What we're going to say here is the remaining chain is 1, 2, 3, 4, 5, 6, 7, and 8. So we're going to say, 1, 2, 3, 4, 5, 6, 7, and 8. Alright. So if we number this, these long chains can be difficult, but just realizing the way we're trying to create our product at the end, we're kind of aligning them in a way that looks like we're making 6-membered rings. And remember, we're going to cut through these bonds here.
As a result, these two carbons would double bond, and then these two carbons would double bond.
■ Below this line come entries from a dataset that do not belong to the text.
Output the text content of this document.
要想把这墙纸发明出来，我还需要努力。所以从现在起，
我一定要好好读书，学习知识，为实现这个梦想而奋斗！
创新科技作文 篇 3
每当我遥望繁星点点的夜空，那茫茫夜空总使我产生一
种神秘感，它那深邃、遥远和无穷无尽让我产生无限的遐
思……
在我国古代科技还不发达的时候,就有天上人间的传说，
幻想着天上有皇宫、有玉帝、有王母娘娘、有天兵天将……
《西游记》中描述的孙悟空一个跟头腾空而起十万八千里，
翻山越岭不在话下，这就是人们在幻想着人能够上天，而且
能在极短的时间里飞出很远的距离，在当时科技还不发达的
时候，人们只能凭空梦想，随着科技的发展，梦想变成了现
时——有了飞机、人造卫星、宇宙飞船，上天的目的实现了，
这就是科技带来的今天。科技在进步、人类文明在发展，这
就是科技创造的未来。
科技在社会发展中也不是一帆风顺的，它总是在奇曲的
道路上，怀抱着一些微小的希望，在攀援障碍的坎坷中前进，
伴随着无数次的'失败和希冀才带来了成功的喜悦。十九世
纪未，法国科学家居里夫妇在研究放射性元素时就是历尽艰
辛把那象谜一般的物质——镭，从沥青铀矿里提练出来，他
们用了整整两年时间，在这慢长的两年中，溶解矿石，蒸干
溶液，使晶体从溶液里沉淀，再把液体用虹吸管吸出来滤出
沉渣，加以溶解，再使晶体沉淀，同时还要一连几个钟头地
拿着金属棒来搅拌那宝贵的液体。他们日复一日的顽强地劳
This would give us, plus this alkene as a side product. We're really interested in the ring closure. So this would be one way. Now, here we could also in this case, we see that around this double bond, the bonds are heading in the same direction.
But we could also do it in a way where they look more trans or E actually in terms of their isomer. So, how do we do something like that? In that case, if you're trying to make a more E-type isomer, this is how you'd arrange them. You'd have one double bond this way, another double bond that way, and still count to 8. So 1, 2, 3, 4, 5, 6, 7, 8, and then we connect right here.
In this case, again, remember you're cutting through. When you do that, you're going to create another ring. In this case, now here goes our ring. And here now, the double bonds would be more like this. Taking more of an E-type of isomer, where it looks like around this double bond, one bond orient this way, one orient that way.
Plus our simple non-substituted alkene. Alright. So these are our two rings that are possible based on our starting material. Alright. So these will be our two answers for the large rings that are created.